Have you heard of golden birthdays? In our family they are revered. It’s when you turn the age of your birthdate. In Mr. N’s case this year, he turned 12 on the 12th. At first he was a bit grumbly about not being home for his special day, but once he sat for a bit on the square in Prague, he knew this was the best place for a golden celebration.
So we turned the day over to him…we ate where Mr. N wanted to eat, shopped where he wanted to shop, and played what he wanted to play. By the end of the day we were stuffed full and exhausted. As for his favorite part of the day – when he and Miss A memorialized the occasion with a caricature. Mr. N particularly appreciated his new physique. It was a very happy, golden birthday in a very happy and golden city.
It’s hard to believe that my little boy, born at only three pounds, two months early, has blossomed into the young man before me. He is smart, sweet, imaginative and has an increasingly funny sense of humor. His laugh, from when he was only a few months old to now, is still my favorite sound in the world. It’s unabashed and absolutely contagious. It’s a genuine, gut busting, belly laugh –so honest and vulnerable.
He is creative and can spin a yarn like nobody’s business. He entertains us with his stories and observations. He delights his little sister with his tall tales and jokes. He is not afraid to laugh, cry, scream or squeal. He is not embarrassed about who he is or afraid to be himself; whether that fits with the “norm” or not.
He is empathetic – riding each of mine and Mike’s highs and lows. And he is the only one that can turn Miss A from a bad mood to sheer laughter. He is strong and sweet. He matches wit with his dad and grandpas and he fiercely, but gently loves his mom, sister and grandmas in a way only little boys can.
Sure he’s also frustrating, challenging and stubborn. He hates to be alone, but is fiercely independent. He doesn’t like to make decisions, but hates having them made for him. He’ll get lost in whatever he’s doing at the moment, but can just as easily forget the task at hand. He’ll mouth off and back talk. He’ll smart and sass. He’ll sneak and try to break the rules. He’ll sulk and pout. And he’ll hold a grudge for an hour. But I wouldn’t trade any of it for the world, because he’s emotionally honest.
When he’s mad, you know. When he’s sad, you know. When he’s happy, you know. When he’s tired, you know. When he’s scared, you know. When he’s peaceful, you know. When he’s thoughtful, you know. And he’s not afraid to talk.

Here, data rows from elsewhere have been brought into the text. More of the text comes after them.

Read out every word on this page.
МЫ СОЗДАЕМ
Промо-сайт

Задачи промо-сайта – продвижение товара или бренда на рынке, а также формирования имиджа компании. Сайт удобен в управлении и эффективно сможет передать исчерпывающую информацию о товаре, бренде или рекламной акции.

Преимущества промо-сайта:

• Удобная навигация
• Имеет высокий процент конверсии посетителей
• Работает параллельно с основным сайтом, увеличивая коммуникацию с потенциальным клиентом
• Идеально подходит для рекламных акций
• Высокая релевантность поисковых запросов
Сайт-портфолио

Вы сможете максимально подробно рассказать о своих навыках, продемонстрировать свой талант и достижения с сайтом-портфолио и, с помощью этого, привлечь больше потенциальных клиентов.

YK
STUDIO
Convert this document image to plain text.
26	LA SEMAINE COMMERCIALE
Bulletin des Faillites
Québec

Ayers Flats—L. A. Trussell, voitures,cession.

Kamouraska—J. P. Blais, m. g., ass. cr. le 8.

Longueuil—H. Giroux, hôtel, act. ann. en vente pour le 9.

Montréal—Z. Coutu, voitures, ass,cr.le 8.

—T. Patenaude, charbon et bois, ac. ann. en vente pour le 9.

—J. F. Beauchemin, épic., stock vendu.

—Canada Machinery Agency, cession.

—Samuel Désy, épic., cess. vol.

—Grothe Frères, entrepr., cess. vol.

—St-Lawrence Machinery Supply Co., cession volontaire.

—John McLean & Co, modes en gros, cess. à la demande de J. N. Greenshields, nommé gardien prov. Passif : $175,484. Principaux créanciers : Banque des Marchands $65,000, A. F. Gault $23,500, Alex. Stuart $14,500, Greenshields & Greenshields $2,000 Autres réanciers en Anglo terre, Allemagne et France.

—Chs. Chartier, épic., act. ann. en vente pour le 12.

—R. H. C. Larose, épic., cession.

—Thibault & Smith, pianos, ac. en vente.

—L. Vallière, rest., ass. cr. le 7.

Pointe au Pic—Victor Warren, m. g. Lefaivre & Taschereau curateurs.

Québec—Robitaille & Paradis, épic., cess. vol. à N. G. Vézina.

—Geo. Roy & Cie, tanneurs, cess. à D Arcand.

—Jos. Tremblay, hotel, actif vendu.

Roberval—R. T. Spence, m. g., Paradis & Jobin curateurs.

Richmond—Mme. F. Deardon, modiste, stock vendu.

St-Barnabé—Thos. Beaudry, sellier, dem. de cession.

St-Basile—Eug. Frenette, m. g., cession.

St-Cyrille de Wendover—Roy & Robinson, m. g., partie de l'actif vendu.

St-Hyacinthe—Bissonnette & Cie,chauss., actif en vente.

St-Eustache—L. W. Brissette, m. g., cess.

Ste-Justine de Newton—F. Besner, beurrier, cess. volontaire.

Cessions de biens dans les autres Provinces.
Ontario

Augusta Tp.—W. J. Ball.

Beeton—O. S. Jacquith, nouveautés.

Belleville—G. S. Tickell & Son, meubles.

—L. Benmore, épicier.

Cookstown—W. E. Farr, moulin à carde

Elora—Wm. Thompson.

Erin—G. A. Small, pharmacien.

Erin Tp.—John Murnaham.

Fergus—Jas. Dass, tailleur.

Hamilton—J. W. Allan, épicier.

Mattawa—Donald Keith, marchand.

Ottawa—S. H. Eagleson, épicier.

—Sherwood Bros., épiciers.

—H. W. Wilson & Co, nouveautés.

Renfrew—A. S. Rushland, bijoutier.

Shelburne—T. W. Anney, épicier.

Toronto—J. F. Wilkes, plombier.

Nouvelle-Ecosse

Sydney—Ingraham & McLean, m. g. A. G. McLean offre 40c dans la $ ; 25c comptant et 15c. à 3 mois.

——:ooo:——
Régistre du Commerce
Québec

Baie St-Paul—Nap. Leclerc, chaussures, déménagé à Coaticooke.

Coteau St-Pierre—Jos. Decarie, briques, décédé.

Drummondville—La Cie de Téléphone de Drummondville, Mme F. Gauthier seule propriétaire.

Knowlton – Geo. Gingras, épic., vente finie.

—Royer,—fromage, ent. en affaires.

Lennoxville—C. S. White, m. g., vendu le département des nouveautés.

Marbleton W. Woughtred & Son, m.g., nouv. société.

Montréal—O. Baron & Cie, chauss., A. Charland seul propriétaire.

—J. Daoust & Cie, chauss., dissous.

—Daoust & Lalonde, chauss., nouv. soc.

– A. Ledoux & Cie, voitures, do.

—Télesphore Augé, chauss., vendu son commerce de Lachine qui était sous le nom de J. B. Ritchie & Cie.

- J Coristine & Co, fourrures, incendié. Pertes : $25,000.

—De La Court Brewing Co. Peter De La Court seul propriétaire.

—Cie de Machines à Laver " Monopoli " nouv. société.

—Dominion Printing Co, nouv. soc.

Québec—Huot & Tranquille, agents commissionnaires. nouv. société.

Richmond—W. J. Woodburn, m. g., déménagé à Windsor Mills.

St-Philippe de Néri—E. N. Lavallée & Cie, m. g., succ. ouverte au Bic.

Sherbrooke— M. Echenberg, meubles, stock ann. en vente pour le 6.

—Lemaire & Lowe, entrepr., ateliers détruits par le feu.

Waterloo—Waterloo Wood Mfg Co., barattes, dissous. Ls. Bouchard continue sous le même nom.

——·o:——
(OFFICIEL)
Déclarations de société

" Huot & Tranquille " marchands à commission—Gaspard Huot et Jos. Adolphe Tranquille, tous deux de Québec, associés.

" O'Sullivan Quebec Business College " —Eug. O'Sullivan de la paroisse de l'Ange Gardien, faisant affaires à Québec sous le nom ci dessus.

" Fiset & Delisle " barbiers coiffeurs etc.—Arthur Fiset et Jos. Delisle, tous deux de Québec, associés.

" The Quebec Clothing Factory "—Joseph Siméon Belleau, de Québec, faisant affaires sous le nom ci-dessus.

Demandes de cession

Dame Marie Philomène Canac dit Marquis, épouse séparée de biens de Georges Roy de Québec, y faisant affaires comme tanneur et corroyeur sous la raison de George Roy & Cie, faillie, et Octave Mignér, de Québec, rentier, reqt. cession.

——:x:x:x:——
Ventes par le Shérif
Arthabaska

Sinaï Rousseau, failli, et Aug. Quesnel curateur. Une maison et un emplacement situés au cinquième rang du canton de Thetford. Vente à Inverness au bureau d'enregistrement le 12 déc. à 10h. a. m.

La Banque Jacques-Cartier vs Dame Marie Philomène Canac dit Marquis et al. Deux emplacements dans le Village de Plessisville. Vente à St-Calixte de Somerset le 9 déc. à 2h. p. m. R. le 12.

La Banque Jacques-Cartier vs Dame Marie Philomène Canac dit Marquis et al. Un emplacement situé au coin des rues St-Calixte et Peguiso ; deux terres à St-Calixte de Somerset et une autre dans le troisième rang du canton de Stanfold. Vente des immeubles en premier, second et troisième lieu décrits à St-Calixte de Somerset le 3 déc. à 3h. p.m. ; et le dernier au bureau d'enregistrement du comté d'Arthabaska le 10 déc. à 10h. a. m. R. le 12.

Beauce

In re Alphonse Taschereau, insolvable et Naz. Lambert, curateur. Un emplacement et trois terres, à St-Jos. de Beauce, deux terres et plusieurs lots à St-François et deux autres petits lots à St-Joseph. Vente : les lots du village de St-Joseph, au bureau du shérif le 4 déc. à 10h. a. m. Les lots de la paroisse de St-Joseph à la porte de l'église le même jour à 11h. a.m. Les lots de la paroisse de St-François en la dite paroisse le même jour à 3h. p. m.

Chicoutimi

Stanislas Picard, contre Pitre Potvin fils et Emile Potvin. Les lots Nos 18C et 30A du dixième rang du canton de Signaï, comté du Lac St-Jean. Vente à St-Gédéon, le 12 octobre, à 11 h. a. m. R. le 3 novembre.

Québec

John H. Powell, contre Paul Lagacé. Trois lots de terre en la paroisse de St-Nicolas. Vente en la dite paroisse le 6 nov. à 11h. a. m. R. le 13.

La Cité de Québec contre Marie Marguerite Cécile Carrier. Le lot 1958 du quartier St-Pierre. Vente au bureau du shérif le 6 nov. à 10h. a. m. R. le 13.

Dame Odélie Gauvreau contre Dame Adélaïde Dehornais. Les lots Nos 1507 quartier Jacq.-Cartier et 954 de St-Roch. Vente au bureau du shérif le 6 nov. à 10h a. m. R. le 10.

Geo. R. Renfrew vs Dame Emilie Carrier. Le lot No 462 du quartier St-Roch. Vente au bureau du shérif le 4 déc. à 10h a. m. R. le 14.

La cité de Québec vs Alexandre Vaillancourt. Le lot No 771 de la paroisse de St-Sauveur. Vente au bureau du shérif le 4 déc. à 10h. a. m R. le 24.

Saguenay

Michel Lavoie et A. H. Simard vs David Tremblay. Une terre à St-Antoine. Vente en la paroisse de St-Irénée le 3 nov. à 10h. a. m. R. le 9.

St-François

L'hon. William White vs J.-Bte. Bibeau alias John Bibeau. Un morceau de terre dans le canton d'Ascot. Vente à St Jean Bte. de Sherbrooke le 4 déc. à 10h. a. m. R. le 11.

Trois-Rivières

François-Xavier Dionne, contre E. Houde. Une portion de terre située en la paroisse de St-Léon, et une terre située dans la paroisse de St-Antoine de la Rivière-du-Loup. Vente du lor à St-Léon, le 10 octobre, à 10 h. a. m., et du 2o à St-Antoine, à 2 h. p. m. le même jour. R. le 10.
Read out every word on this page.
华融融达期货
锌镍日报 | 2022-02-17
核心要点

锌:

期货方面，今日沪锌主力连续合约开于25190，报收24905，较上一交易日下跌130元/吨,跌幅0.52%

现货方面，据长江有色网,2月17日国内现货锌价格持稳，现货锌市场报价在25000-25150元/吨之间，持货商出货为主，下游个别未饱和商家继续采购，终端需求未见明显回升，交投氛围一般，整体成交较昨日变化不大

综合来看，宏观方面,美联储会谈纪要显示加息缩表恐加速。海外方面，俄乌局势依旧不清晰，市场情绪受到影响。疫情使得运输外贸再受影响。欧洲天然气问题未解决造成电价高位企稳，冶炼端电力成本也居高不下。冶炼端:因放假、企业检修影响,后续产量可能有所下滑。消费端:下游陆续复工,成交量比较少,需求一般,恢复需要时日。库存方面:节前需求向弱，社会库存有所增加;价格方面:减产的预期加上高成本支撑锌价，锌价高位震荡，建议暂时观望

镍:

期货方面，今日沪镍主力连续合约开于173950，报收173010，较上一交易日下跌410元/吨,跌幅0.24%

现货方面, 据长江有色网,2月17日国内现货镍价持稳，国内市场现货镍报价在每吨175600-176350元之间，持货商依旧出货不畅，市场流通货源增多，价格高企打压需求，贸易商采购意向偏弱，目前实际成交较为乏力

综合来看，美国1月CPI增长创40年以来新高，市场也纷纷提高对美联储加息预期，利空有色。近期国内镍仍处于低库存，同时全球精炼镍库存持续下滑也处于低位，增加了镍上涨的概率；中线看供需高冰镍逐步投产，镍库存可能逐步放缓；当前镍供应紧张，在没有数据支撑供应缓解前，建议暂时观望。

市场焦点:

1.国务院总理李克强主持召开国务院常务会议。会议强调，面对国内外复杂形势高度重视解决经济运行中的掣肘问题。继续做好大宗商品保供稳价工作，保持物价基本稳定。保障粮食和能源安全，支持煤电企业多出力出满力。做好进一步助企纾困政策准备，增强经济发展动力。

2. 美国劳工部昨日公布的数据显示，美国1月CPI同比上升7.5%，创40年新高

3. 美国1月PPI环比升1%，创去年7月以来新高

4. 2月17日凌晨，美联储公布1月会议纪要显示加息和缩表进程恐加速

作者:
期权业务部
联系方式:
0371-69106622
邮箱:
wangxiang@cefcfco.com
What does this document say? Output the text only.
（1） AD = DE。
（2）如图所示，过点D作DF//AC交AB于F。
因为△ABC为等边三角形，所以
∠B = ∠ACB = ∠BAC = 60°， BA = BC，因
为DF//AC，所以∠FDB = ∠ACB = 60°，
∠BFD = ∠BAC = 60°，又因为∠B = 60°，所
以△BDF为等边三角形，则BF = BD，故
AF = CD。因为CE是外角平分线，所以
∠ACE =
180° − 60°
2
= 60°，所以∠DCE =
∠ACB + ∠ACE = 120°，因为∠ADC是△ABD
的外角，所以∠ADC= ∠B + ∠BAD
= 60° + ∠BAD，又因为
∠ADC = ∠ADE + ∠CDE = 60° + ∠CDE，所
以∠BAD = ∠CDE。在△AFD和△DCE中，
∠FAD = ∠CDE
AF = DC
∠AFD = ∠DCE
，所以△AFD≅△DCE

He can hold a conversation with the best of them. From the time he was three he could sit in a restaurant and happily participate in the conversations around him for hours at a time – and he still can. He’s shy, but not afraid to make friends; and he’s utterly accepting, non-judgmental and open-minded. He’s not afraid to work at relationships and he is utterly loyal.
Despite his stubbornness and ability to pout for hours, he’ll think. He’ll talk. He’ll try and work out problems. Sometimes you’ll need to press him, but he’ll work hard to get his point across, listen to yours and find compromises. He’s not always happy with rules or consequences, but he’ll listen to reason. And he’ll always make sure you know he loves you – despite his anger or annoyance. He’s learned a lot in his 12 years, but I do believe he’s taught us more.
And like this fascinating city of Prague he is alive and an energy all his own. While he was born into our world, it’s clear that we are now a part of his. He is a light and force all his own. He still has much to learn, feelings to master, and experiences to have before our job is done, but I think he’s off to a sound start (even if I am a bit biased).
So as he is on the cusp of becoming a teenager and changing faster than one might hope, to him I simply want to say, I love you, I’m proud of you and….stay gold.